As the son of a U.S. Congressman, Sheldon Laning would be expected to talk about politics, and he did not disappoint. His oration was titled “Our National Peril and How to Avoid It.” The national peril, in his view, was the system of political bosses, who selected candidates for office in “smoke-filled rooms.” His solution to this problem, was to adopt primaries, and allow voters to decide who would represent their parties in general elections. These days, of course, primaries are used by parties to select candidates in most states, so Mr. Laning was prescient in that regard. That his father was selected in by the party is ironic.

Nina Humiston Commencement Photo 1907

Nina Humiston

Like Irene Bragdon, Nina Humiston broke the norm for female students, although, unlike Irene, she did not risk tackling an oration. She instead opted for a recitation of the poem Bud’s Fairy Tale. According to newspaper accounts, “Miss Humiston’s imitation of a small child telling a highly imaginary stories was almost perfect, and was greeted by the audience with laughter and applause.” [1] Although she did not sing at the commencement ceremony, Nina was quite the musical performer as well. Like Ora Tuttle, subject of the Serendipity post on this site, Nina was active in the Methodist Church and performed at services and at church and social events. [2]

So how did these two young people fare in life? Sheldon Laning did not venture into politics, like his father. He did follow in his dad’s footsteps when it came to  business, though. After obtaining a law degree, he moved to Chicago where he worked in the automotive industry. In 1915, he married fellow Norwalk High School graduate Mildred Monnett (Class of 1908), then returned to Norwalk and took over the family publishing business, where he spent the remainder of his working life. [3]

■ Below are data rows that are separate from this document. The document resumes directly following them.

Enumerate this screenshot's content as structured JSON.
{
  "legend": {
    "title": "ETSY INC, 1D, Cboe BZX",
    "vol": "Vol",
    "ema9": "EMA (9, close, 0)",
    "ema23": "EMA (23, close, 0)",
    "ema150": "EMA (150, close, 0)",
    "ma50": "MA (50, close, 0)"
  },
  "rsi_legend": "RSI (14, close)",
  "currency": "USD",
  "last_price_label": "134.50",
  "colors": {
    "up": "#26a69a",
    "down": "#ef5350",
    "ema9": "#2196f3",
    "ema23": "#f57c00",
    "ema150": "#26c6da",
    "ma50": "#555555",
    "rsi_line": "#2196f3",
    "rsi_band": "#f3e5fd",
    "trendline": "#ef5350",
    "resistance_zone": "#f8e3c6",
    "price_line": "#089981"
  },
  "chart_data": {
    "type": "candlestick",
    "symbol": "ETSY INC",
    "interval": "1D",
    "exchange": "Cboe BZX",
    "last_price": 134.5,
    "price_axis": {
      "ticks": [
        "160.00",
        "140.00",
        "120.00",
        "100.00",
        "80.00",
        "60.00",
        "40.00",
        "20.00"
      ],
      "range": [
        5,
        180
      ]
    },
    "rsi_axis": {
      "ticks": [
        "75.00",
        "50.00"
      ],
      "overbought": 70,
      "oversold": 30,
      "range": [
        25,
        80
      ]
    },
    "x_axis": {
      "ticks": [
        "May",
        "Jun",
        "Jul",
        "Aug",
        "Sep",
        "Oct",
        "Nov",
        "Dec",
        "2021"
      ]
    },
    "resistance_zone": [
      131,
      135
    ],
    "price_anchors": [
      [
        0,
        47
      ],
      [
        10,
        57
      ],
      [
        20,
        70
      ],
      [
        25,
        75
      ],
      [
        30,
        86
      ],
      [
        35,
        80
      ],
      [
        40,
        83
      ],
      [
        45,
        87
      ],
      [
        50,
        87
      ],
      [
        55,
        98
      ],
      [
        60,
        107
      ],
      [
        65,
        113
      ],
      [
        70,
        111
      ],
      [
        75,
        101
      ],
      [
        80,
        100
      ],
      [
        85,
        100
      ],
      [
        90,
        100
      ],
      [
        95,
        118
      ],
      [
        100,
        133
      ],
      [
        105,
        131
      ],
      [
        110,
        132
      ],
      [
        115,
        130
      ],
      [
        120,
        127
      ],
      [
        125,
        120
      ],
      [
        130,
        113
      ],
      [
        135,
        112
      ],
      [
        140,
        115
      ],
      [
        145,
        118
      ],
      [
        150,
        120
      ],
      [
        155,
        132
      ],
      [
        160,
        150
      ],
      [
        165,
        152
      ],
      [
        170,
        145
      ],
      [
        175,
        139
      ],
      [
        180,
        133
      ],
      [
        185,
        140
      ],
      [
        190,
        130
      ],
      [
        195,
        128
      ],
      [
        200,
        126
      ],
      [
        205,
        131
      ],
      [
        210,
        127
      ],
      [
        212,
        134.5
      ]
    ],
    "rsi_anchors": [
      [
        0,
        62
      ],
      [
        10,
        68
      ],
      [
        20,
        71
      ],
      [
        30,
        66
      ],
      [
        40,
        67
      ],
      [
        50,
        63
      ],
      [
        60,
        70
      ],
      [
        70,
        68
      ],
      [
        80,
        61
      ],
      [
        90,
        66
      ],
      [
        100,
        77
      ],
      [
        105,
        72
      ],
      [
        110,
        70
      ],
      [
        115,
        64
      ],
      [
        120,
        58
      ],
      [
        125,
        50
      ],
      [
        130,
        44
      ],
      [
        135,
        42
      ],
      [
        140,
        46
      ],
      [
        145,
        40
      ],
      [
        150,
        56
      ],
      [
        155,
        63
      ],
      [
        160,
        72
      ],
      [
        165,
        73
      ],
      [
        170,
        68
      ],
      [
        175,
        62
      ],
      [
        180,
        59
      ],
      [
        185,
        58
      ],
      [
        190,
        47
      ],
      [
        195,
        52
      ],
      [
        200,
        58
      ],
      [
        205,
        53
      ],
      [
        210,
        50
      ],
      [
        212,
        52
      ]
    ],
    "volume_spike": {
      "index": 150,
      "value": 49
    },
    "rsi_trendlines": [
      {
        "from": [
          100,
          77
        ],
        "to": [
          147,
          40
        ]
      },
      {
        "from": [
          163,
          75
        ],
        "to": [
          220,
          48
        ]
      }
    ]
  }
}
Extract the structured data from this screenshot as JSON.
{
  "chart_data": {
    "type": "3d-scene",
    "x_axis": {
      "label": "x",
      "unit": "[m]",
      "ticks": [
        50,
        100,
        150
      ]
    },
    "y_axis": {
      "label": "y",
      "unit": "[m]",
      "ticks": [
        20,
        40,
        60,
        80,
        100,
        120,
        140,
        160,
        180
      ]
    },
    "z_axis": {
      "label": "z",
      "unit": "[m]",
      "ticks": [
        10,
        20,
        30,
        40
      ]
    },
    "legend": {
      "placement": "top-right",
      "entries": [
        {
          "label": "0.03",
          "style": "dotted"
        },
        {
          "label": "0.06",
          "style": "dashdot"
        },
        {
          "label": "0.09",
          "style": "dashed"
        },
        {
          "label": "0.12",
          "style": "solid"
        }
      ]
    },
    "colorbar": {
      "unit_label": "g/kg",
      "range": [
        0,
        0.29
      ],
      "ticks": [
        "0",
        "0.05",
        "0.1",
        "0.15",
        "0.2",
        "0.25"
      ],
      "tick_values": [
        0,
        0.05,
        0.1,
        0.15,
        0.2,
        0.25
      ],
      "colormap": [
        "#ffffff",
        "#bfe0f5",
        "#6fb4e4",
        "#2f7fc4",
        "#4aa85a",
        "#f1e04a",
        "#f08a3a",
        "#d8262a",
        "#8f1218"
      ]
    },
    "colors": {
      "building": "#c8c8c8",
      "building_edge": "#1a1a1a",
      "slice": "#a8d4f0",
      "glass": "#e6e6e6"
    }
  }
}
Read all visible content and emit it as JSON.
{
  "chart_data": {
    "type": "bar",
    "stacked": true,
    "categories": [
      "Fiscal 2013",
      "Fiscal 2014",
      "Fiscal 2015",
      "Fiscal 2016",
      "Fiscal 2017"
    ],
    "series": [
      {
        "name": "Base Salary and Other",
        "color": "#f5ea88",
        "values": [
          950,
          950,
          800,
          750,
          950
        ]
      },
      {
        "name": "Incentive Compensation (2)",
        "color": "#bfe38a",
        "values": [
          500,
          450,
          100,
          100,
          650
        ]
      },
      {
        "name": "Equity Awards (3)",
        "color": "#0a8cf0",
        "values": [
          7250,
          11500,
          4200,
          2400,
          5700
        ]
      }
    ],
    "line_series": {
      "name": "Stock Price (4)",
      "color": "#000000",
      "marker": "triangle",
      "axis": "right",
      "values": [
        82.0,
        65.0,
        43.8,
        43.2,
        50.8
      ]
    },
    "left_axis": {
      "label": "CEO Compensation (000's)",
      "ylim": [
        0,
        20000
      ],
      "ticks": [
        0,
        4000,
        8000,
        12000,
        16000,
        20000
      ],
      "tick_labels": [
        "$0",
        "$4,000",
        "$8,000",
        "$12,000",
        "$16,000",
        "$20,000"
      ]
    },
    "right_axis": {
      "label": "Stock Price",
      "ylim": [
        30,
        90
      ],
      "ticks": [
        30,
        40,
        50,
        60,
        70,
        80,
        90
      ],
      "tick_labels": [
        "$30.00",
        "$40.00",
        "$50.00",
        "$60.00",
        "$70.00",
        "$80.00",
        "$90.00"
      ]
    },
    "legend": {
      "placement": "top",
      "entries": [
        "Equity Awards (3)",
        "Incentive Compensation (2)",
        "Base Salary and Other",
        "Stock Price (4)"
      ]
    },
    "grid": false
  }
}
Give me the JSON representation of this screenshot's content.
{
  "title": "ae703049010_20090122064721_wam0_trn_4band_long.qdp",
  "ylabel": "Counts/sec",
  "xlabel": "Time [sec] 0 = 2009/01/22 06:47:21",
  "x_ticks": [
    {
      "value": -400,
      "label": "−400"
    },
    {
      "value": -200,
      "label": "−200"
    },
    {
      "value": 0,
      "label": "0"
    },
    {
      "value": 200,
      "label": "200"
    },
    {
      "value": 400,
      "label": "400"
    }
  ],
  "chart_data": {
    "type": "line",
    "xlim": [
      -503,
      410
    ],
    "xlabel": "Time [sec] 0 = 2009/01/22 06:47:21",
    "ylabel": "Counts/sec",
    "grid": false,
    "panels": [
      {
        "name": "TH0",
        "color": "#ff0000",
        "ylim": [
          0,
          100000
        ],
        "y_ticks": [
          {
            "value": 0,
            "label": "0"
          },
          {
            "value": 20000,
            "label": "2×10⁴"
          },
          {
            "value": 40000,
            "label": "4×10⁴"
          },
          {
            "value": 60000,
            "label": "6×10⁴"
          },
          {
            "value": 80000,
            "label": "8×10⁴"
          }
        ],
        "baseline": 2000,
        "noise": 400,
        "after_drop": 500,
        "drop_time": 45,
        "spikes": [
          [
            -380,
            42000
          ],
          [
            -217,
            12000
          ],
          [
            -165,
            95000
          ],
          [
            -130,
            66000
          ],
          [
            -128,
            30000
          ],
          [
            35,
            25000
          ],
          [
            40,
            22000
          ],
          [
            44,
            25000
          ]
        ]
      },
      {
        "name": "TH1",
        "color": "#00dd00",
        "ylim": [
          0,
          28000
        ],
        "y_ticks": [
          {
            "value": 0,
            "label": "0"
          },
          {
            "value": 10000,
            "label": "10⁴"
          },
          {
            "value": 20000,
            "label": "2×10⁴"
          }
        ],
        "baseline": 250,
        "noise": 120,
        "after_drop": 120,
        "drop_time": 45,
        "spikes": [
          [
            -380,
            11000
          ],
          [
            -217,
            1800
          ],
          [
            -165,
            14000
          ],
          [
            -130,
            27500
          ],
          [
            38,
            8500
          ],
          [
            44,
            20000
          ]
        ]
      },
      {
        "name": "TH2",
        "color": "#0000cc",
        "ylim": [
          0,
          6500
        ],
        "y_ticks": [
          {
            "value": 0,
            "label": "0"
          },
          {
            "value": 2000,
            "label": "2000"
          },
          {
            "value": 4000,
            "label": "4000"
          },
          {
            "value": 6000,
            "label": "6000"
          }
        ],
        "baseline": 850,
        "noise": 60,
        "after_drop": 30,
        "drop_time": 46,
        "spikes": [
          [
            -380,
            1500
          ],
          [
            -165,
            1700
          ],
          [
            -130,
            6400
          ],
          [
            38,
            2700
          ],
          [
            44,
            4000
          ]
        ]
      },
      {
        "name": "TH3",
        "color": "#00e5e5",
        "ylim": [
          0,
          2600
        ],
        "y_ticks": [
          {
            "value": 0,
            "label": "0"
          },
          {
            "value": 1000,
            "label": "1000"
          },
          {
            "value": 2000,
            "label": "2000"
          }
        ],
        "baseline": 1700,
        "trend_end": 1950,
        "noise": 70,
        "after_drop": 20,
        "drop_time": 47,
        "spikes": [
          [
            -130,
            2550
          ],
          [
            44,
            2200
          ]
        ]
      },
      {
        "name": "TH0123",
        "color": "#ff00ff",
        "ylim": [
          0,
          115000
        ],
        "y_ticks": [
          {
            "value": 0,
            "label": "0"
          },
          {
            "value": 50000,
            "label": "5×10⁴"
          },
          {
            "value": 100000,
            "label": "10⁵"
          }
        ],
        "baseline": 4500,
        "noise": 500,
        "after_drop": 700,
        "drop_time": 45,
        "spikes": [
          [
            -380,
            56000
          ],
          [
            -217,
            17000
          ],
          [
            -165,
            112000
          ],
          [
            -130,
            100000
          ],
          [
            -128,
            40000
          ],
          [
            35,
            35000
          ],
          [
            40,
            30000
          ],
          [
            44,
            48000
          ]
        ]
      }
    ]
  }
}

Like many of the other young women in her class, Nina Humiston married soon after graduation. In 1908, she wed Henry Ronk, a fellow Norwalk graduate who had also been active in the Methodist Church. Henry was seven years her senior and had already graduated from college. They set up house in Shaker Heights where Henry established a successful accounting practice. [4]

That’s it for the two speakers who were selected for this honor by their classmates. Next up: the two speakers chosen by the faculty.

 

Footnotes:

[1] Descriptions of Sheldon and Nina’s presentations are from “Forty Seventh Annual,” The Norwalk Daily Reflector, June 13, 1907, page 1, column 3; “School Life is Ended,” The Norwalk Daily Reflector, June 15, 1907, page 1-2, column 6; and “Get Their Diplomas,” The Norwalk Evening Herald, pages 1,4.

[2] “Good Meeting,” The Norwalk Evening Herald, March 30, 1903, page 4, column 4.

[3] From the Stephen Laning person page in the WeRelate Wiki.

[4] From the Nina Humiston person page in the WeRelate Wiki.